How were we able to find a way to move forward through the complicated world of the energy industry?
Hoffman: “It wasn’t easy, and it took us a long time. I think it’s a great deal for working people. It’s going to put us on fast-forward to be energy sufficient through renewables in the long term and provide good-paying jobs in the renewable industry.
“The real issue for me was, one, I wanted to make sure that we’re going to give tax incentives and other state incentives for people to go to renewables, and, two, it was important to have labor standards to provide good-paying jobs in the industry.”
Will workers in the new technologies get fair wages and how will workers get training for the new jobs?
Hoffman: “We have, for several years now, given renewable energy tax credits to developers for solar and wind, and a lot of these very large things were not done with prevailing wage, and they’re currently being done with people from out-of-state.

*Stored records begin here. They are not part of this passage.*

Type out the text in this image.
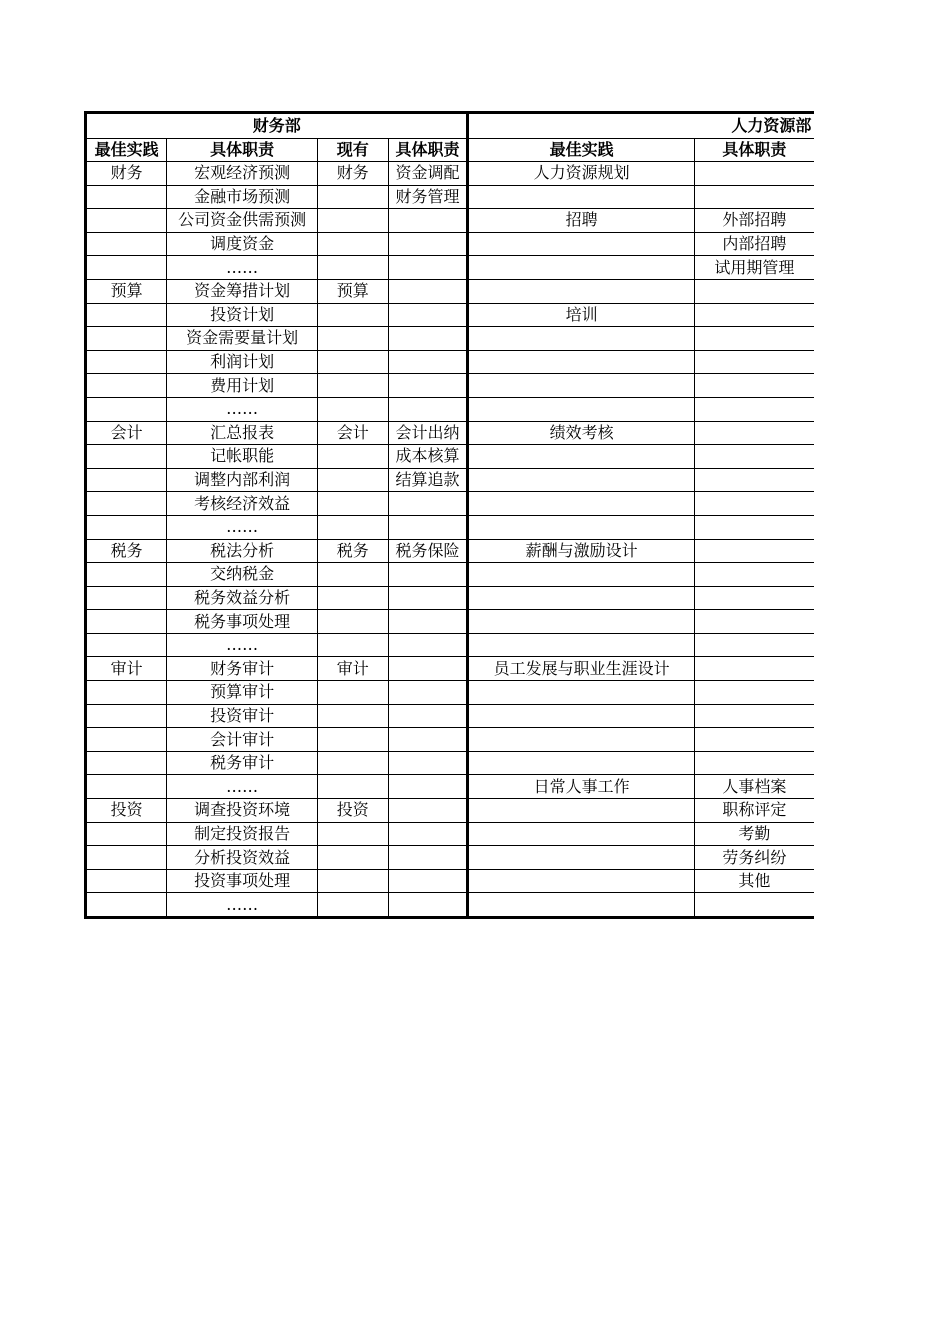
财务部				人力资源部	
最佳实践	具体职责	现有	具体职责	最佳实践	具体职责
财务	宏观经济预测	财务	资金调配	人力资源规划	
	金融市场预测		财务管理		
	公司资金供需预测			招聘	外部招聘
	调度资金				内部招聘
	……				试用期管理
预算	资金筹措计划	预算			
	投资计划			培训	
	资金需要量计划				
	利润计划				
	费用计划				
	……				
会计	汇总报表	会计	会计出纳	绩效考核	
	记帐职能		成本核算		
	调整内部利润		结算追款		
	考核经济效益				
	……				
税务	税法分析	税务	税务保险	薪酬与激励设计	
	交纳税金				
	税务效益分析				
	税务事项处理				
	……				
审计	财务审计	审计		员工发展与职业生涯设计	
	预算审计				
	投资审计				
	会计审计				
	税务审计				
	……			日常人事工作	人事档案
投资	调查投资环境	投资			职称评定
	制定投资报告				考勤
	分析投资效益				劳务纠纷
	投资事项处理				其他
	……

This is state ratepayers’ money, and it should, as much as possible, have in-state people building them and getting paid the prevailing wage. That was made a reality in this bill, and it was very important to me.
“I’d been contacted by a lot of the trades, wondering why they weren’t able to get into some of these large solar projects under the Rauner administration when the last bill was passed. He wouldn’t accept the prevailing wage being part of the bill. That was, I think, as important to Labor as anything.
“The second thing for Labor was making sure the apprenticeship programs are bolstered and to train people for this new burgeoning industry, and that we have a just transition period in which people working in coal and natural gas have a way to transition into this new industry and a mechanism and incentives in place to either carbon capture or sequester coal for natural gas into some kind of geo-free hydrogen that will reduce emissions long-term.”
How does the new law affect the Prairie State State Energy Campus in St. Clair County, a state-of-the-art coal plant owned by non-profit municipal utilities and electric cooperatives and operated by union workers, along with another downstate coal plant, City Water Light & Power (CWLP) in Springfield? And how about the state’s nuclear plants?
Hoffman: “We were able to give a time period to the Prairie State energy plant as well as CWLP to develop carbon capture and sequestration technologies so they can continue producing reliable energy. The last thing that we need or want is for us to be unable to produce sufficient energy in Illinois to turn our lights on or heat and air-condition our houses, and reliability is key. If we don’t have reliability in Illinois, by and large, we would just be buying from other states – and bringing our jobs to people out of state. That was important to me.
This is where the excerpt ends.